RVs for MDs Gives Essential Workers Treating Coronavirus Safe Isolation Option Provided by Strangers

Credit: RVs for MDs
Credit: RVs for MDs

"RVs for MDs" organization connects RV owners with frontline health care workers who need safe, temporary and mobile accommodations to protect their families from Covid-19.

A critical care nurse in Kansas is grateful she doesn’t have to put her family at risk for COVID-19 after someone donated an RV for her to self-isolate in as she works with coronavirus patients. Barbara Ludwig has been working 12- to 14-hour days at St. Luke’s Health System in Kansas City since the coronavirus pandemic began and didn’t want to put her family, including her two her children and elderly mother, at risk.

“I’m a nursing professor now, but when the pandemic started, I decided to go back to the floor,” Ludwig said of her decision to help treat coronavirus patients.

As she was looking for ideas on how she could isolate, she stumbled upon the newly formed organization “RVs 4 MDs.” The organization connects RV owners with front-line health care workers who need safe, temporary and mobile accommodations to protect their families from COVID-19.

Ludwig posted on the organization’s page, hoping she might find an RV to bring home for the time being.  She found one three hours away.

“I didn’t think they would be willing to make that drive, but she volunteered,” Ludwig said of the woman, Crystal, who is loaning her the RV. “The next day we talked and she said, 'It’s yours to use.'”

Ludwig said the gift was a huge relief. She has the RV parked in her driveway now. 

“I was extremely stressed out,” she said. “Now, I have been able to see my kids outside and play and we’re table to talk from a distance, which has meant a lot.” 

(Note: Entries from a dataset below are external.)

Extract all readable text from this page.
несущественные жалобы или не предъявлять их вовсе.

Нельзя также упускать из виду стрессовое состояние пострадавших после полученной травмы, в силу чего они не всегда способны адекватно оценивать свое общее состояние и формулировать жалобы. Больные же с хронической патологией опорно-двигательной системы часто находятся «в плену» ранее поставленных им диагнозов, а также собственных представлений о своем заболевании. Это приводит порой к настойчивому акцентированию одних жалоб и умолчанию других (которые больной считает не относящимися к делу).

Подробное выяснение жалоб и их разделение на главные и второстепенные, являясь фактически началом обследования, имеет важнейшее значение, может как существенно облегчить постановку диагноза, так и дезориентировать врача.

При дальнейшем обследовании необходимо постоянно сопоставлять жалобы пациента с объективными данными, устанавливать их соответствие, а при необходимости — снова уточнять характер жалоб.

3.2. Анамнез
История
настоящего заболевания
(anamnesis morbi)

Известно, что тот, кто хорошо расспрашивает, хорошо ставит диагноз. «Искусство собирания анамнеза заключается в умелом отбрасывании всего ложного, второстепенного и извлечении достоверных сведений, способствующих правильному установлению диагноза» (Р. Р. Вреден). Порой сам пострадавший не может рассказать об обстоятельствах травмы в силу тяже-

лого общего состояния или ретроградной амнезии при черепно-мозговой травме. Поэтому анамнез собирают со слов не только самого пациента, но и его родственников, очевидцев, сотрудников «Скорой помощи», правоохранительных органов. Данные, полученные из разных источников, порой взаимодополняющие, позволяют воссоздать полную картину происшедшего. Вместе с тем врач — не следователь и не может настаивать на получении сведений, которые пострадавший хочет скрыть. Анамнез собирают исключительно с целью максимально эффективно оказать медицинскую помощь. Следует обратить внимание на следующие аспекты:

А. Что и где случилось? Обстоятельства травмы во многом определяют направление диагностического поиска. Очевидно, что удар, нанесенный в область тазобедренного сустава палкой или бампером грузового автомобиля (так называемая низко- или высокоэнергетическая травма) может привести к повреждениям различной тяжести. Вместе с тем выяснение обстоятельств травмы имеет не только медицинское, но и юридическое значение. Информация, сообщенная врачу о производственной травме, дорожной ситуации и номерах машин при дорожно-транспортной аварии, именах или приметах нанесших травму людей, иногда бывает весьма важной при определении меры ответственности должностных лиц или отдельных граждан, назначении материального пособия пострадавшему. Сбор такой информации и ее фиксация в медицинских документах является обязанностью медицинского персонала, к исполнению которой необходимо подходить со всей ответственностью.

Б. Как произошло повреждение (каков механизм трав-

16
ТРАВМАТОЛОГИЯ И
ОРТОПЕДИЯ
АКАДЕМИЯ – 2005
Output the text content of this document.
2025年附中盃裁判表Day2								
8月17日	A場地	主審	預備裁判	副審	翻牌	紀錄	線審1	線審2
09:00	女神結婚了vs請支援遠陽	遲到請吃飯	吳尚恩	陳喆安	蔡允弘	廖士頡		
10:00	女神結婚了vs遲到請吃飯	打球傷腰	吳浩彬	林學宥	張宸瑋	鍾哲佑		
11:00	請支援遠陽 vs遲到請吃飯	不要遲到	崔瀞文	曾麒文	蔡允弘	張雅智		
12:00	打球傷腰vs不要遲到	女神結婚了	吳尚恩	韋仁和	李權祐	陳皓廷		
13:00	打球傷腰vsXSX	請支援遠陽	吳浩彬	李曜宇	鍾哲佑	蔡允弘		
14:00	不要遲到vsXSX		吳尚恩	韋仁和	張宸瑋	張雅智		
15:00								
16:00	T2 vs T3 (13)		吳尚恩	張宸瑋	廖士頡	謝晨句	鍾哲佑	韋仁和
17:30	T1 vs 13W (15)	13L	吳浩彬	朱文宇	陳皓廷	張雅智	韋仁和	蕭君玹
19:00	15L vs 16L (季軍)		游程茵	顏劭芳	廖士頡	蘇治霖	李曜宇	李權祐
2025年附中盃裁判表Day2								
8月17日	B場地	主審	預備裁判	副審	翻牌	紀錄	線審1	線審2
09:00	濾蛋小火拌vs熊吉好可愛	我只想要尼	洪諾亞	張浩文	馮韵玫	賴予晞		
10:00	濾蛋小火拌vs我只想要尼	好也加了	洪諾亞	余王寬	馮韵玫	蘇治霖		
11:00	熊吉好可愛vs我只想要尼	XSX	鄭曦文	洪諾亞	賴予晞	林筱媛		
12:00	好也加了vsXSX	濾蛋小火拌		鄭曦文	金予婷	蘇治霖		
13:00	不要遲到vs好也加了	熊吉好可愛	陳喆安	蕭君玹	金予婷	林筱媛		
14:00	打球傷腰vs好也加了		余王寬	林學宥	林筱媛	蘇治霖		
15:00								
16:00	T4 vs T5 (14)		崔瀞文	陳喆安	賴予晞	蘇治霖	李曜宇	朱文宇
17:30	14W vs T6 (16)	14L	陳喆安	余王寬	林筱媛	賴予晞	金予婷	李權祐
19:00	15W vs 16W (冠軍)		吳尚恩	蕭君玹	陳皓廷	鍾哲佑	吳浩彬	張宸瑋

RVs 4 MDs has matched more than 1,500 front-line workers and first responders with RVs they can temporarily stay in. One of the co-founders, Holly Prosper, said she initially came up with the idea when her Facebook friend, Emily Phillips, posted that her husband, who is an ER physician, was looking for a camper to stay in. 

Prosper had one and she told Phillips she could use it for free, and the idea for the organization was born. 

“It’s pretty amazing because what we’re seeing and what this is proving is that Americans can really unite through stressful times and people just really want to help each other,” Prosper wrote.

“The great thing about our group is it doesn’t matter how you vote, or your race or religion. Everyone is in the group to lift someone else up," she added.